The (Barre-Montpelier) Times Argus (Vt.), June 4:
The official confirmation this week of Prince’s death by opioid overdose is likely to reverberate in Washington, D.C., where lawmakers are trying to hammer out a deal on legislation attempting to stem a national crisis in abuse of those drugs.
In some ways, the high-profile celebrity death feels like old news here in Vermont. The Green Mountain State has been suffering at the hands of opioid addiction and the deadly mix of heroin and fentanyl for years now.
While the number of deaths from prescription drugs in Vermont has seemingly leveled off and even begun to go down, a new statistic has emerged in recent years showing that the number of deaths from heroin and its powerful painkiller cousin, fentanyl, has spiked.
Fentanyl is a synthetic opioid many times more powerful than heroin.
In one week last December, eight people died from a lethal strain of heroin in western Massachusetts, followed by a Christmas Eve overdose death in Newport. At the time, the Vermont State Police Narcotics Investigation Unit suspected that the “Hollywood” batch associated with the deaths may not be just heroin, but the deadly mix with fentanyl.

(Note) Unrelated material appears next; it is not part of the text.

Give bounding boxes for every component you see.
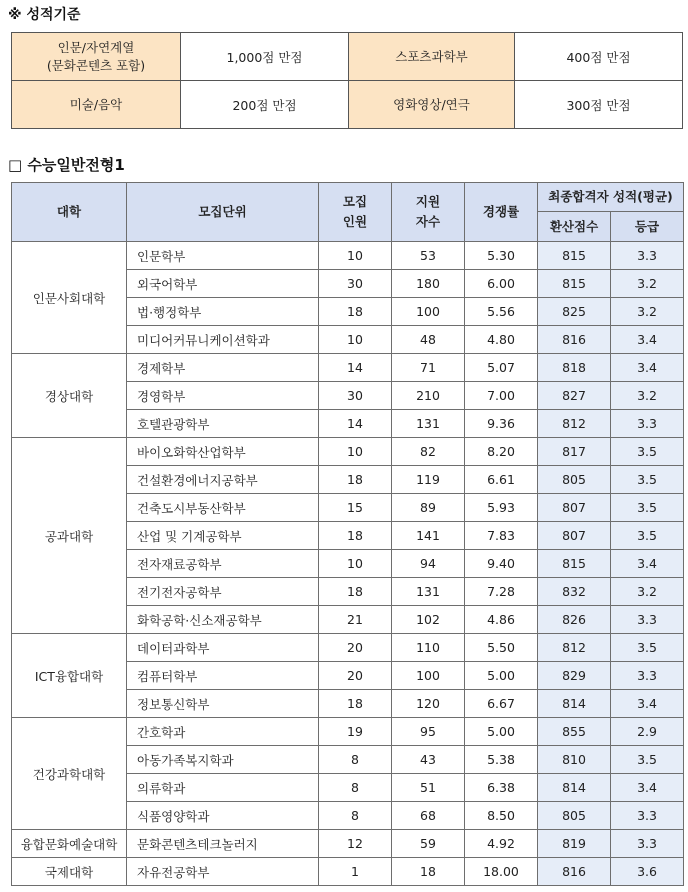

In April 2015, Donald Farnham, a 30-year-old Spaulding High School graduate and father, overdosed and died in the bathroom of the Randolph Cumberland Farms. In the same week, a man overdosed on fentanyl in Bethel but was revived with nine doses of Narcan. In the days leading up to those deaths, police around New England were asking law enforcement and drug users to be on the lookout for a deadly mix called “Ronald Reagan.”
A detailed data brief released by the Vermont Health Department last year went beyond statistics found in a similar report given to the Legislature. Statewide in 2012, there were 15 deaths in Vermont from heroin and fentanyl, according to statistics from the Vermont Health Department. In 2013, there were 53 deaths; last year, it was 42.
The most current data has yet to be compiled. The number of drug deaths does indicate Vermont remains in crisis. Officials here have been confronting what Democratic Gov. Peter Shumlin has called the crisis of addiction to prescription drugs, heroin and, more recently, drugs such as fentanyl a top priority across the state, from the governor’s office down to the community level. The efforts appear to be paying off in at least one area, with fewer deaths from overdoses of prescription drugs. The big jump noted by the most recent data brief published by the state’s Health Department found the spike in heroin and fentanyl deaths up to a statewide total of 53 in 2015 from 42 in 2014.
At the national level, lawmakers are very mindful of the crisis.
“No one is immune,” said Sen. Rob Portman, an Ohio Republican. Portman is one of the main authors of the Senate legislation. “The heroin and prescription drug epidemic is devastating families and communities all over the country, and we need to get this bill to the president’s desk as quickly as possible.”
Lawmakers have exhibited widespread bipartisan agreement that Congress needs to take steps to improve drug treatment, to better control prescription drug distribution and to enhance training of emergency responders in treating overdoses. But progress on the legislation has been slowed by disputes over funding and by other maneuvering over legislation that members of both parties see as a selling point in the fall elections.
According to media reports, House and Senate negotiators have started preliminary talks on reconciling different versions of the opioid legislation that have been passed by the two chambers, and they now hope to produce a final package before the next recess, over the Fourth of July. Prince’s death is likely to spur them on. High-profile drug fatalities have had that effect in the past. The death from a cocaine overdose of the college basketball star Len Bias in June 1986 is widely credited with starting the crackdown of those years that came to be known as the war on drugs.
While Vermont is doing its part to fight this war on drugs, there is clearly still much more that needs to be done with regard to prevention, enforcement and rehabilitation. It is sad it took Prince’s death to wake up so many lawmakers to this crisis. But, now that they are aware of the issue and taking action, we will take all the help we can get.